The Sierra Leone Telegraph: 1 September 2014
President Koroma’s decision to sack the health minister and have her replaced by her deputy, as well as the reorganisation of the various committees and quangos that are dabbling with the Ebola virus, amid the unfolding tragedy in Sierra Leone, have sparked a serious debate about the effectiveness and wisdom of those decisions. (Photo: President Koroma).
Whilst the proposals and recommendations that have been put forward to the president for his immediate attention and implementation may be diverse, yet there is now a general consensus. They all agree on one fundamental principle:
There has to be a revolutionary change in the approach, organisation and management of the crisis.
And the central theme of those recommendations is that president Koroma and his ministers, must now ask the WHO to take full responsibility for the management and delivery of all actions and measures relating to combating the Ebola crisis.
This is what Chris Brown – the co-founder of London Mining is proposing for the good of the nation:
As an outsider who cares about Sierra Leone, I would like to express my ideas on the Ebola situation, and make the following nine suggestions:
1. Replace the Presidential Ebola Task Force with a competent person to take charge of this problem.
When you go to war, you want to be led by a leader, not a committee.
Having a committee, even if it is the World Health Organisation, leads to dumbed-down, safe decisions, and not brave inspired decisions.
Choose someone who is fearless, intelligent and knowledgeable about the disease and knows how to manage and inspire people.
2. Get the President back running the country and acting as a statesman, not getting bogged down with the day to day mechanics of dealing with the Ebola crisis.
If there is one thing Sierra Leone could learn, is that the country is over-governed by individual ministers rather than leaving it to the bureaucracy within these ministries.
3. Lease air-conditioned hotels in strategic locations, and convert them into temporary Ebola Virus Treatment Centres; and staff them with overseas nurses and doctors.
In Sierra Leone, this would include the Bintumani Hotel and Radisson Hotels in Freetown, The Place Resort in Tokeh and the Wusum Hotel in Makeni.
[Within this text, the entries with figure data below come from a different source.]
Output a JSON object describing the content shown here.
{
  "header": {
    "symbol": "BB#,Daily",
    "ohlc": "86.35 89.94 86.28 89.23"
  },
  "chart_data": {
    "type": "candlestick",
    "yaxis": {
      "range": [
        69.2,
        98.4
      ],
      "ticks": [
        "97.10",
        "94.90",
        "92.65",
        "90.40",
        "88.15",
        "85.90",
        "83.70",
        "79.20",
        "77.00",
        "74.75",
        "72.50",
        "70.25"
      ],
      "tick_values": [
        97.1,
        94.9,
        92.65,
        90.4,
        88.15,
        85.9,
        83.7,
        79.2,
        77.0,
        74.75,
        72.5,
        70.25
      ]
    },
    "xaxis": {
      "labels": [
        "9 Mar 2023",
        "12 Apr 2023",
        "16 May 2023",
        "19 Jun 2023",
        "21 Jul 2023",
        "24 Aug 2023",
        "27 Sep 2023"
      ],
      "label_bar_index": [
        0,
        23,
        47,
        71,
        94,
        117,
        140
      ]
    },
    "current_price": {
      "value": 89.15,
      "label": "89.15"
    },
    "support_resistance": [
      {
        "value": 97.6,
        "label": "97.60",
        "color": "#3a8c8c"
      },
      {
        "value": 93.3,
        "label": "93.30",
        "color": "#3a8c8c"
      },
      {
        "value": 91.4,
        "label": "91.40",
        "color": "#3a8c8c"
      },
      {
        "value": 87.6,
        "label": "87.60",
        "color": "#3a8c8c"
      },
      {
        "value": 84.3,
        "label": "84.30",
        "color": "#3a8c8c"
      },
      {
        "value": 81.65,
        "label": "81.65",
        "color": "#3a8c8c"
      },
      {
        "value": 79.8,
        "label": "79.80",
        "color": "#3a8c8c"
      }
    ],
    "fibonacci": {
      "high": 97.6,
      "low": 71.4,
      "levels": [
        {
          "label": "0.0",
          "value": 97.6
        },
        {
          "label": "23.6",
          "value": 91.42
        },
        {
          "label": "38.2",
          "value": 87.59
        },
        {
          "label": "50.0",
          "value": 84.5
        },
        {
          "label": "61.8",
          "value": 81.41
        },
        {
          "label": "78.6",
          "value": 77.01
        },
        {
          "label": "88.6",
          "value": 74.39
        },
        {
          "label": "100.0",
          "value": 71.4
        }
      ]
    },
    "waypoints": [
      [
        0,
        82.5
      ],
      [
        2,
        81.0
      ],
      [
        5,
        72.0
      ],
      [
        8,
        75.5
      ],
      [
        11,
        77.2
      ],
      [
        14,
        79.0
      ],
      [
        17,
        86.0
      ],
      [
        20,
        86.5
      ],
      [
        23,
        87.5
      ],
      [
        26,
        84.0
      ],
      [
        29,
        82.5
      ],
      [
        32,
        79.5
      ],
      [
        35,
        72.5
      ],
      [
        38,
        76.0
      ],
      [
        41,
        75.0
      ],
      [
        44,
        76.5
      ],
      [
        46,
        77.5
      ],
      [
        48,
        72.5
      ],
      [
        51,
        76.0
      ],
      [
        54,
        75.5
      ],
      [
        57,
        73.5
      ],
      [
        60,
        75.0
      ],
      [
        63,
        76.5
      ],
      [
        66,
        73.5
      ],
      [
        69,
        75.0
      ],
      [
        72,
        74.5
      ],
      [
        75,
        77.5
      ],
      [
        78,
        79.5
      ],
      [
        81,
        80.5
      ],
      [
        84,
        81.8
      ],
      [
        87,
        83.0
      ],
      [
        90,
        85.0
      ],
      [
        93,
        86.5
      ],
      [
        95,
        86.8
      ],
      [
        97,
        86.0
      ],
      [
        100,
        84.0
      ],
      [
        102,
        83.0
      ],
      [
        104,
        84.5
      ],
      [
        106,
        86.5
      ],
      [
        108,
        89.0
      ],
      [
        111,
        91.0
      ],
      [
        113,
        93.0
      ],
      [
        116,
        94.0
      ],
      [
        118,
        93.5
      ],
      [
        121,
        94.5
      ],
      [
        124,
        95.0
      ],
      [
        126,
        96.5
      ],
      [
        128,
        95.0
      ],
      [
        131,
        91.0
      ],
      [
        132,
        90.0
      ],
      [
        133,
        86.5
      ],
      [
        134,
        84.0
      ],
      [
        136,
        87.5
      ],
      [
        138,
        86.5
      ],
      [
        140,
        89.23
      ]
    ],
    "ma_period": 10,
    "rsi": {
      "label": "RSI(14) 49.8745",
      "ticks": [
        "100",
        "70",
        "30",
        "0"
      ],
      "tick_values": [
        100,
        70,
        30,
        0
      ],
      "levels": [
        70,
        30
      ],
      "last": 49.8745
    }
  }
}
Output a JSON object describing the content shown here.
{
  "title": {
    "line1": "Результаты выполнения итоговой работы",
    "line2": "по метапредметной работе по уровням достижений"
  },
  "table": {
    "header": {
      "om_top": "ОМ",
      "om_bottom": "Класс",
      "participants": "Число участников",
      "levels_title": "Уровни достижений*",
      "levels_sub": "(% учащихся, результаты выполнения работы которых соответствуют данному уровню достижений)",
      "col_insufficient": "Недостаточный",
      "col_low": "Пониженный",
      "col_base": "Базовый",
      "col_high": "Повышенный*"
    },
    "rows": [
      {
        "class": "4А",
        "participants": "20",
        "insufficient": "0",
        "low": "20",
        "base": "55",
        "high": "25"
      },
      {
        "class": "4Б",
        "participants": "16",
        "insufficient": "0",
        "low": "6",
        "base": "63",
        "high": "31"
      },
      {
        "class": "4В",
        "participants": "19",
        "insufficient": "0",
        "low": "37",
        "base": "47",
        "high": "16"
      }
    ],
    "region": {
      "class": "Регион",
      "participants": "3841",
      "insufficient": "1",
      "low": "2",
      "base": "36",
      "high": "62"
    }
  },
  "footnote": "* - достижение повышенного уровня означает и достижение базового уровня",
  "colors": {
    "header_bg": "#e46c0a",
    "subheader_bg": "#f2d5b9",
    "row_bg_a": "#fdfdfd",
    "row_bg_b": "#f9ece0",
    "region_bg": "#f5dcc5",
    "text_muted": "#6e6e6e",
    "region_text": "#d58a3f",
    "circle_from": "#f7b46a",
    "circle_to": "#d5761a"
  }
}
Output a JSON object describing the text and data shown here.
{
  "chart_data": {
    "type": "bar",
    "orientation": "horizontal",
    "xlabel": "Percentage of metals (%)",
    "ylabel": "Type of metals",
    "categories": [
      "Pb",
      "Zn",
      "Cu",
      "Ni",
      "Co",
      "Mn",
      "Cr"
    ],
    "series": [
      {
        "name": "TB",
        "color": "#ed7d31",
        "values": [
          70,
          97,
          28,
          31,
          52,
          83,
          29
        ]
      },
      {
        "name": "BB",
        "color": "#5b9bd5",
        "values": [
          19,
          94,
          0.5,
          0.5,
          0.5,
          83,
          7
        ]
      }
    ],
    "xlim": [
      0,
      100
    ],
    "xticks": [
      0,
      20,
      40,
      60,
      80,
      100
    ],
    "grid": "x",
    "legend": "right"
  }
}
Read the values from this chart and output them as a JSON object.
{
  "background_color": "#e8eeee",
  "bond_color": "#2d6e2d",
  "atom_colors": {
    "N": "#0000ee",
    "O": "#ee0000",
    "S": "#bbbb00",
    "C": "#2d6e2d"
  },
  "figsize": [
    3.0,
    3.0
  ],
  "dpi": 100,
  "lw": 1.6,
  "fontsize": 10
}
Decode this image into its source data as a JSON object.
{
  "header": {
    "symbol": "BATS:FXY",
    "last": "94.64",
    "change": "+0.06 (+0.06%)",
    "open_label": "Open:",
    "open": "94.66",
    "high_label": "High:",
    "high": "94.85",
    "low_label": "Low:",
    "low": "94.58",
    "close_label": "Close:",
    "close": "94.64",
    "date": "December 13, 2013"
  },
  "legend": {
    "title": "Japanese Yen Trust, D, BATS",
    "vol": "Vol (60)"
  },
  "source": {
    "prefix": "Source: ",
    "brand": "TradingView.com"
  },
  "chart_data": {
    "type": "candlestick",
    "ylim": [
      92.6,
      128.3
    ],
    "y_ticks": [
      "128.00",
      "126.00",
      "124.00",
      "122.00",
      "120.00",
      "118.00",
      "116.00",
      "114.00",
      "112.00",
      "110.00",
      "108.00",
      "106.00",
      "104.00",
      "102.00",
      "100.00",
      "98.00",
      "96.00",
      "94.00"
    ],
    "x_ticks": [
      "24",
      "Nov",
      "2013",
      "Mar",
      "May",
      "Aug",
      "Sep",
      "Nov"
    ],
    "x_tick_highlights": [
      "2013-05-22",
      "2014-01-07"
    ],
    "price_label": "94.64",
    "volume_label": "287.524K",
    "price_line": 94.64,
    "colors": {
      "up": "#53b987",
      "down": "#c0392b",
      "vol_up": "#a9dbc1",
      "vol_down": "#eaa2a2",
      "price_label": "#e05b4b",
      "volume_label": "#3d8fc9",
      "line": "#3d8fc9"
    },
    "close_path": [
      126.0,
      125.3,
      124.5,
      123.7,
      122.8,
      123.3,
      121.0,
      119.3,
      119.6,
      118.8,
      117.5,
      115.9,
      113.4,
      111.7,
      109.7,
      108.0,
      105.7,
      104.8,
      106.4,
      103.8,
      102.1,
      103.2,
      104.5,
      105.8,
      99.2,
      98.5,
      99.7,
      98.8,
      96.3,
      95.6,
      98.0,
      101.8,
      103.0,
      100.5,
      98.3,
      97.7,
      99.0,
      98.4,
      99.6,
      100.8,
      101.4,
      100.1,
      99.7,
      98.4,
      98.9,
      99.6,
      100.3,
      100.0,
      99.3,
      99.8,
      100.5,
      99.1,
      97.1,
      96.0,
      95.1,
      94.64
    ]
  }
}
There are a number of benefits to this:
• The foreign health workers would be able to wear full protective suits without succumbing to the heat
• The health workers would also have somewhere safe to stay, therefore more likely to come to Sierra Leone
• The patients would be more comfortable and likely to come in the first place
• It keeps the virus out of the existing hospitals and allows the health system to keep operating
• It also supports the hard pressed hotel sector whilst no visitors are coming to the country
4. In the outlying regions, create smaller Ebola Virus Referral Centres; and transport infected patients by bus to the new Ebola Virus Treatment Centres, rather than trying to plaster over the situation with temporary camps.
The current Ebola Virus treatment camps are not ideal. They do not have air-conditioning, running water, or proper security.
This proposal also gets as many of the infected people out of the outlying regions, into areas where they can be controlled, instead of spreading the virus further.
5. At each Ebola Virus Treatment Centre, rent a number of taxis on standby to pick up potential patients for free.
6. Use the army to provide armed security at each Ebola Virus Treatment Centre, so that medical staff and patients are not at risk.
7. Train the police force to do the contact tracing of infected patients and to block the unnecessary movement of people.
8. Use the political, tribal and spiritual leaders to spread the hygiene message, and finally.
9. Repeal the ill-thought out Public Health Law.
Sierra Leone is in a pathetic situation in the Ebola crisis. According to the WHO and MSF we are loosing the war. We lack the essentials, needed to eradicate the disease: expertise, logistics, materiel, sound leadership, and discipline.
Inevitably, the international community will have to take command and control of the war.